Background: The classic celiac disease (CD) presentation in individuals with iron deficiency anemia (IDA) has been changed given the large percentage of subtle or asymptomatic cases. The study objective was to assess the predictive factors influencing the diagnosis and severity of villous atrophy in individuals with CD and IDA referred for a diagnostic endoscopy. Methods: This was a retrospective observational, cross-sectional analysis of the medical records of 499 individuals with IDA in 2 centers in Basrah, Iraq, who referred for possible diagnosis of CD within 10 years (2006-2016). The relationship of the severity of anemia, demographic characteristics, symptomatology, and celiac serological results on the final diagnostic endoscopic evaluation was evaluated using a univariate analysis, at a P value ≤ 0.05. The study adopted the Marsh classification for celiac disease diagnosis where Marsh type 3 represents the definite celiac disease.

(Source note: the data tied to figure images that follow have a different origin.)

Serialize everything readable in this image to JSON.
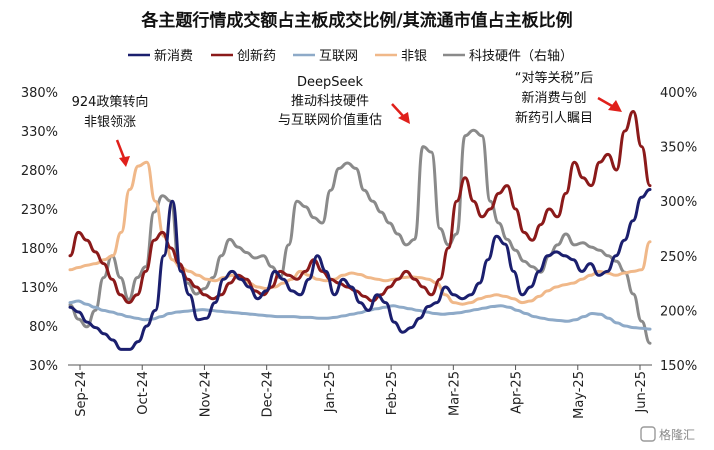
{
  "chart_data": {
    "type": "line",
    "title": "各主题行情成交额占主板成交比例/其流通市值占主板比例",
    "x_labels": [
      "Sep-24",
      "Oct-24",
      "Nov-24",
      "Dec-24",
      "Jan-25",
      "Feb-25",
      "Mar-25",
      "Apr-25",
      "May-25",
      "Jun-25"
    ],
    "y_left": {
      "ticks": [
        "30%",
        "80%",
        "130%",
        "180%",
        "230%",
        "280%",
        "330%",
        "380%"
      ],
      "range": [
        30,
        380
      ]
    },
    "y_right": {
      "ticks": [
        "150%",
        "200%",
        "250%",
        "300%",
        "350%",
        "400%"
      ],
      "range": [
        150,
        400
      ]
    },
    "series": [
      {
        "name": "新消费",
        "color": "#1b1f6e",
        "axis": "left",
        "values": [
          104,
          98,
          85,
          78,
          70,
          62,
          50,
          50,
          60,
          80,
          100,
          170,
          240,
          150,
          120,
          88,
          90,
          110,
          140,
          150,
          140,
          130,
          115,
          125,
          150,
          140,
          125,
          120,
          140,
          170,
          150,
          120,
          140,
          130,
          110,
          100,
          120,
          110,
          85,
          72,
          78,
          90,
          105,
          110,
          130,
          120,
          115,
          120,
          135,
          165,
          195,
          185,
          150,
          120,
          130,
          150,
          170,
          175,
          170,
          165,
          150,
          160,
          145,
          150,
          170,
          190,
          215,
          245,
          255
        ]
      },
      {
        "name": "创新药",
        "color": "#8b1a1a",
        "axis": "left",
        "values": [
          170,
          200,
          190,
          175,
          160,
          140,
          120,
          110,
          120,
          150,
          190,
          200,
          180,
          160,
          140,
          130,
          120,
          115,
          120,
          135,
          145,
          140,
          125,
          120,
          130,
          150,
          145,
          140,
          150,
          165,
          150,
          140,
          135,
          130,
          125,
          118,
          112,
          120,
          130,
          140,
          150,
          140,
          130,
          120,
          140,
          180,
          240,
          270,
          240,
          220,
          230,
          250,
          260,
          230,
          200,
          190,
          210,
          230,
          220,
          250,
          290,
          270,
          260,
          290,
          300,
          280,
          330,
          355,
          310,
          260
        ]
      },
      {
        "name": "互联网",
        "color": "#8eaac8",
        "axis": "left",
        "values": [
          110,
          112,
          108,
          104,
          100,
          98,
          95,
          92,
          90,
          88,
          89,
          92,
          96,
          98,
          99,
          100,
          101,
          100,
          99,
          98,
          97,
          96,
          95,
          94,
          93,
          92,
          92,
          92,
          91,
          91,
          90,
          90,
          91,
          93,
          95,
          97,
          100,
          102,
          104,
          106,
          104,
          102,
          100,
          98,
          96,
          95,
          96,
          97,
          99,
          101,
          103,
          105,
          106,
          104,
          100,
          96,
          92,
          90,
          88,
          87,
          86,
          88,
          92,
          96,
          95,
          90,
          84,
          80,
          78,
          77,
          76
        ]
      },
      {
        "name": "非银",
        "color": "#f0b889",
        "axis": "left",
        "values": [
          152,
          155,
          158,
          160,
          165,
          170,
          200,
          255,
          285,
          290,
          240,
          195,
          165,
          155,
          150,
          145,
          140,
          138,
          142,
          145,
          140,
          135,
          130,
          128,
          130,
          135,
          140,
          150,
          145,
          140,
          138,
          140,
          145,
          148,
          146,
          142,
          140,
          138,
          140,
          142,
          143,
          142,
          140,
          135,
          120,
          110,
          108,
          110,
          115,
          118,
          120,
          118,
          115,
          110,
          112,
          118,
          125,
          130,
          133,
          135,
          140,
          145,
          150,
          148,
          145,
          148,
          150,
          152,
          188
        ]
      },
      {
        "name": "科技硬件（右轴）",
        "color": "#8a8a8a",
        "axis": "right",
        "values": [
          205,
          192,
          185,
          200,
          230,
          250,
          230,
          210,
          230,
          240,
          290,
          305,
          300,
          240,
          225,
          215,
          220,
          230,
          250,
          265,
          258,
          253,
          248,
          250,
          240,
          230,
          260,
          300,
          295,
          285,
          280,
          310,
          330,
          335,
          330,
          310,
          300,
          290,
          280,
          270,
          260,
          265,
          350,
          345,
          275,
          260,
          270,
          360,
          365,
          360,
          300,
          280,
          265,
          255,
          245,
          240,
          235,
          250,
          260,
          270,
          260,
          262,
          258,
          255,
          250,
          245,
          235,
          215,
          190,
          170
        ]
      }
    ]
  },
  "annotations": {
    "oct": [
      "924政策转向",
      "非银领涨"
    ],
    "deepseek": [
      "DeepSeek",
      "推动科技硬件",
      "与互联网价值重估"
    ],
    "tariff": [
      "“对等关税”后",
      "新消费与创",
      "新药引人瞩目"
    ]
  },
  "watermark": "格隆汇"
}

Results: The definite diagnosis was seen in 44.5% of the cohort (n = 222), with asymptomatic cases representing 22.5% of cases (n = 50). The mean age was (27 ± 11) years, with significant association to (female gender, age ≤45 years, positive celiac serology, and severity of anemia). After adjustment of the variables, the Marsh type was significantly correlated with positive celiac serology, low hemoglobin, and presence of gastrointestinal symptoms. Conclusion: The positive celiac serology, low hemoglobin <9 g/L, and the presence of gastrointestinal symptoms are strong predictors of the severity of villous atrophy (Marsh type).